I have filed returns for many years. I moved here in the mid-70s, married a Brit and he died a few years ago. We bought a house in 1991 and I’ve recently sold it. I paid a sizeable capital gains tax but didn’t know that I should have filed for the capital gains on the interest only mortgage when I paid it back. Will the IRS come after me for non filing?


----------



## Bevdeforges (Nov 16, 2007)

It depends on a variety of factors. First of all, as a US citizen, you are supposed to have been filing US taxes all these years (at least if your worldwide income exceeded the filing threshold level).

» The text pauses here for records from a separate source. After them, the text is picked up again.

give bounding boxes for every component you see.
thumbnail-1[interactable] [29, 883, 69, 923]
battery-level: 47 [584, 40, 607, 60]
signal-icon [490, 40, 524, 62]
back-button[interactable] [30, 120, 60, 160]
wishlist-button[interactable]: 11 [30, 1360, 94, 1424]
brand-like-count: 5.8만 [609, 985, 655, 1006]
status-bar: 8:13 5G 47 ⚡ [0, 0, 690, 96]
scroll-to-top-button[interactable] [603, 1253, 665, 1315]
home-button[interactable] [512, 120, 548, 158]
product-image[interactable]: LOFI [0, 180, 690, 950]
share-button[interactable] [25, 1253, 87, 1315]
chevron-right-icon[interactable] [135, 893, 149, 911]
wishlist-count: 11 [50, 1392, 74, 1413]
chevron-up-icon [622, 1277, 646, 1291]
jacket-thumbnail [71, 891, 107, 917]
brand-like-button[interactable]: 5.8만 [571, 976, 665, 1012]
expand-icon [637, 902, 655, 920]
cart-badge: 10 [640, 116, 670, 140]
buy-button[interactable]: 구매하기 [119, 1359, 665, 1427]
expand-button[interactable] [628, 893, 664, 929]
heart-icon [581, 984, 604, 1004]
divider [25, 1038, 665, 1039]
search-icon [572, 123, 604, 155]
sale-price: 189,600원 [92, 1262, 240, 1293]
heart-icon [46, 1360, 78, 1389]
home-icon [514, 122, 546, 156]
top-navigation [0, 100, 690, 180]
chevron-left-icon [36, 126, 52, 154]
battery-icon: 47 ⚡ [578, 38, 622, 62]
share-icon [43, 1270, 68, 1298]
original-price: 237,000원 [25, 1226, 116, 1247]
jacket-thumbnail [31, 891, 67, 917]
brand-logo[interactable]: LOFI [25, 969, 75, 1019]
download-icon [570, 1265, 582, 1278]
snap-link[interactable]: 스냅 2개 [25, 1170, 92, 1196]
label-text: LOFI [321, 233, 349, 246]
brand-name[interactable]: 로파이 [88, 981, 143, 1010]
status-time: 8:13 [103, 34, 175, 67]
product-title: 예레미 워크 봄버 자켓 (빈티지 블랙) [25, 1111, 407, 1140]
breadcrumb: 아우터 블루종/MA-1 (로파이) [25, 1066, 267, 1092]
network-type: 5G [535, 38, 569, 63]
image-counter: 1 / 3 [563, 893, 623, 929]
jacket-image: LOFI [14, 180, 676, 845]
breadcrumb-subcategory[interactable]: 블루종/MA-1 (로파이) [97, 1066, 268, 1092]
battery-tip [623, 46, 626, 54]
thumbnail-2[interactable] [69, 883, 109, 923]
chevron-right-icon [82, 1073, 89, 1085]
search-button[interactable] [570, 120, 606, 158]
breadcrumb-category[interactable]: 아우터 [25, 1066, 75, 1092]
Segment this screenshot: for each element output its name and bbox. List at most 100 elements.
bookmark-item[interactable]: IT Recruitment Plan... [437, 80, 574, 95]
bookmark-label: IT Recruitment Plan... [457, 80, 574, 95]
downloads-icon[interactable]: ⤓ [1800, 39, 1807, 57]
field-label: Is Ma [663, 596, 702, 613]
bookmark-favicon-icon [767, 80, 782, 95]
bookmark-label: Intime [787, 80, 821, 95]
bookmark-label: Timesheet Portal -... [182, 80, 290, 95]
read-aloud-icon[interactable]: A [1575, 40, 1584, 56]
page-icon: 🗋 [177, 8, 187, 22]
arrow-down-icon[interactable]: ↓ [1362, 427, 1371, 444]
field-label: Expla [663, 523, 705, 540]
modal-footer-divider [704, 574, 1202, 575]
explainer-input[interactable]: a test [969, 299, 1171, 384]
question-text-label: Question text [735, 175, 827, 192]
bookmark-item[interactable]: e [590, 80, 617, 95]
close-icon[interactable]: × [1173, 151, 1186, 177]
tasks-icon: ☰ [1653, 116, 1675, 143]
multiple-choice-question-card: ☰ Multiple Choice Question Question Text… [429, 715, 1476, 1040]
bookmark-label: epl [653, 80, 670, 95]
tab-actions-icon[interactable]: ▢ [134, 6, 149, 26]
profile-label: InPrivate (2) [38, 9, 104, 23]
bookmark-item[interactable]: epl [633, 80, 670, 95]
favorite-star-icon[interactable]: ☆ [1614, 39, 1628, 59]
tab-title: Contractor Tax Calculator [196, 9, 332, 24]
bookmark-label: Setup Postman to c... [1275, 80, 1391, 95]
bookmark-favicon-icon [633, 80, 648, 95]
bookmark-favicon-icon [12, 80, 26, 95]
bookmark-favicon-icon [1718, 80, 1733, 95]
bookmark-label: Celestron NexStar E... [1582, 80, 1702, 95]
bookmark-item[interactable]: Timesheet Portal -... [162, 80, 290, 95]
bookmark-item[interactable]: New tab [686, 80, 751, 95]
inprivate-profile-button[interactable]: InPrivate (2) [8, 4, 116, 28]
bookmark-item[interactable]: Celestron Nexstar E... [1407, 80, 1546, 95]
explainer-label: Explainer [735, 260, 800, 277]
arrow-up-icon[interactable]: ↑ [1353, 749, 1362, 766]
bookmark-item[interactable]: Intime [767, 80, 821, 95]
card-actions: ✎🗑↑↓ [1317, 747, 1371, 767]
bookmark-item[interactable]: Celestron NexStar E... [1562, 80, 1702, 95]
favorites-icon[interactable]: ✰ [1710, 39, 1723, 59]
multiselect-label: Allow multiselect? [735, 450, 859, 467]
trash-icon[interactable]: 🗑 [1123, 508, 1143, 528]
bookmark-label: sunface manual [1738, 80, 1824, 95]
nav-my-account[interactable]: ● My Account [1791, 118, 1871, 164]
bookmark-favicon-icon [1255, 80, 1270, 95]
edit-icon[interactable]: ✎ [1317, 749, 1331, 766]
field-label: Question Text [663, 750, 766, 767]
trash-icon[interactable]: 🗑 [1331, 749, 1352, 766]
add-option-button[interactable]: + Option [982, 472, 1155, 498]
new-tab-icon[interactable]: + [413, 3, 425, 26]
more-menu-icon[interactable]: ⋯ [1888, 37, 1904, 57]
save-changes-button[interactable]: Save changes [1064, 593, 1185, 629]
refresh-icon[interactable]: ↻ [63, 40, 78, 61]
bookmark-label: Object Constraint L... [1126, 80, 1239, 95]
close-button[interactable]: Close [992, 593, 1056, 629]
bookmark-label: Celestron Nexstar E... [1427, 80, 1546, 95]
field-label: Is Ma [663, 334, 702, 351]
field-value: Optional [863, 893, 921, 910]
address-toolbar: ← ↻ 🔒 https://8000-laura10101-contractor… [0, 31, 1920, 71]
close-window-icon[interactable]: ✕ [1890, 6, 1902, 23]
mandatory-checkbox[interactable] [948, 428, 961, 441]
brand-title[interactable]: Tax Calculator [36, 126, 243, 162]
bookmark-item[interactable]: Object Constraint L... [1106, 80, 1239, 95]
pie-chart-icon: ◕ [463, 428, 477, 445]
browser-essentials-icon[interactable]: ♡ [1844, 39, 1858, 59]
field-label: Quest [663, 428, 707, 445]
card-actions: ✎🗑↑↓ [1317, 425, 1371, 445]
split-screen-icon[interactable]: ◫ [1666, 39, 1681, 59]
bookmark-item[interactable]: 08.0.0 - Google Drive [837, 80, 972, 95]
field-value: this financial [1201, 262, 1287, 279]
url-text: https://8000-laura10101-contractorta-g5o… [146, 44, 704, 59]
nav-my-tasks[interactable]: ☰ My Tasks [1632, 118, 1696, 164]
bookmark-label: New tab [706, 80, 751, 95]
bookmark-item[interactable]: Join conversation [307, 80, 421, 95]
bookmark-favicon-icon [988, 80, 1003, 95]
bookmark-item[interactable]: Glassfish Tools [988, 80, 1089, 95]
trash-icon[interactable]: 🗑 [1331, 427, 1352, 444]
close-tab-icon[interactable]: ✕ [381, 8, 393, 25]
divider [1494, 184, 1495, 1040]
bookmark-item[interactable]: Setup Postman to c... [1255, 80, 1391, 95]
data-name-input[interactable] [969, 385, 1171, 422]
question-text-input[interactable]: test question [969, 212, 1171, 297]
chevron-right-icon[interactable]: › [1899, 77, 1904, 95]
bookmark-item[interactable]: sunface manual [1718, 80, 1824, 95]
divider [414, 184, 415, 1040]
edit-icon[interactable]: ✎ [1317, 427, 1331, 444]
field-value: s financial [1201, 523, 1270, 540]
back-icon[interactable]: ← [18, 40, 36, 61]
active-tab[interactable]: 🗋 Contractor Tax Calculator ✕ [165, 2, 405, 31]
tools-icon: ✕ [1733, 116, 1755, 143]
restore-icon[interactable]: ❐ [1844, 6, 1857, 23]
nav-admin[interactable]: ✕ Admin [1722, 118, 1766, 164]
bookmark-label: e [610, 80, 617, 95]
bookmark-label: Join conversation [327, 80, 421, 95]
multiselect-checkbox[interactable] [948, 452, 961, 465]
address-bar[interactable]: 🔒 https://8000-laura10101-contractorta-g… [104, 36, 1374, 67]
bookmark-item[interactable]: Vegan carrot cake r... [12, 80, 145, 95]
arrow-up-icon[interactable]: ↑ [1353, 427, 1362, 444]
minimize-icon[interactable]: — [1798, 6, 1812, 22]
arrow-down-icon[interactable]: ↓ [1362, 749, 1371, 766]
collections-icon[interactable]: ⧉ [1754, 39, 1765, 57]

But on the sale of a house used as your personal residence, up to $500,000 of capital gain is exempted from US taxes (if married, filing jointly) or $250,000 for a single or married, filing separately return.

OTOH, the IRS isn't really likely to come after you unless the amounts involved are well over the $500,000 mark. 
Cheers,
Bev


----------



## bsaw (Oct 5, 2015)

I have already paid a capital gains tax but never reported the gain when I redeemed my mortgage. I have since read about phantom capital gains and don’t know whether I should have reported it and whether the IRS will pursue me. I am a UK resident, have been filing in the US for years. The mortgage was in both my husband’s name and mine and he died one year before I sold the house. I am retired; my husband was the earner. I have since moved into a smaller house and have no intention of moving back to the States. What is the likelihood of the IRS considering a penalty, and did I even need to file this phantom tax? Should I own up before a penalty is made?


----------



## Bevdeforges (Nov 16, 2007)

As I said before, it really depends on the magnitude of the capital gain. If it's under $500,000 there is little to no chance that the IRS will ever know of it, and even if they did, you'd be well within your rights to say that you just "assumed" you fell under the threshold for having to report it.

Seriously, the IRS has little or no means of finding out what income or revenues you have other than the US based system of 1099s and W2s and such. They only caught up with Boris Johnson because he's kind of "famous" and so when he sold his home for several million pounds/dollars it was all over the papers. (Plus "everyone" was well aware that he was an "accidental" American.)

In your case I wouldn't worry unless you're in multi-million dollar territory.
Cheers,
Bev


----------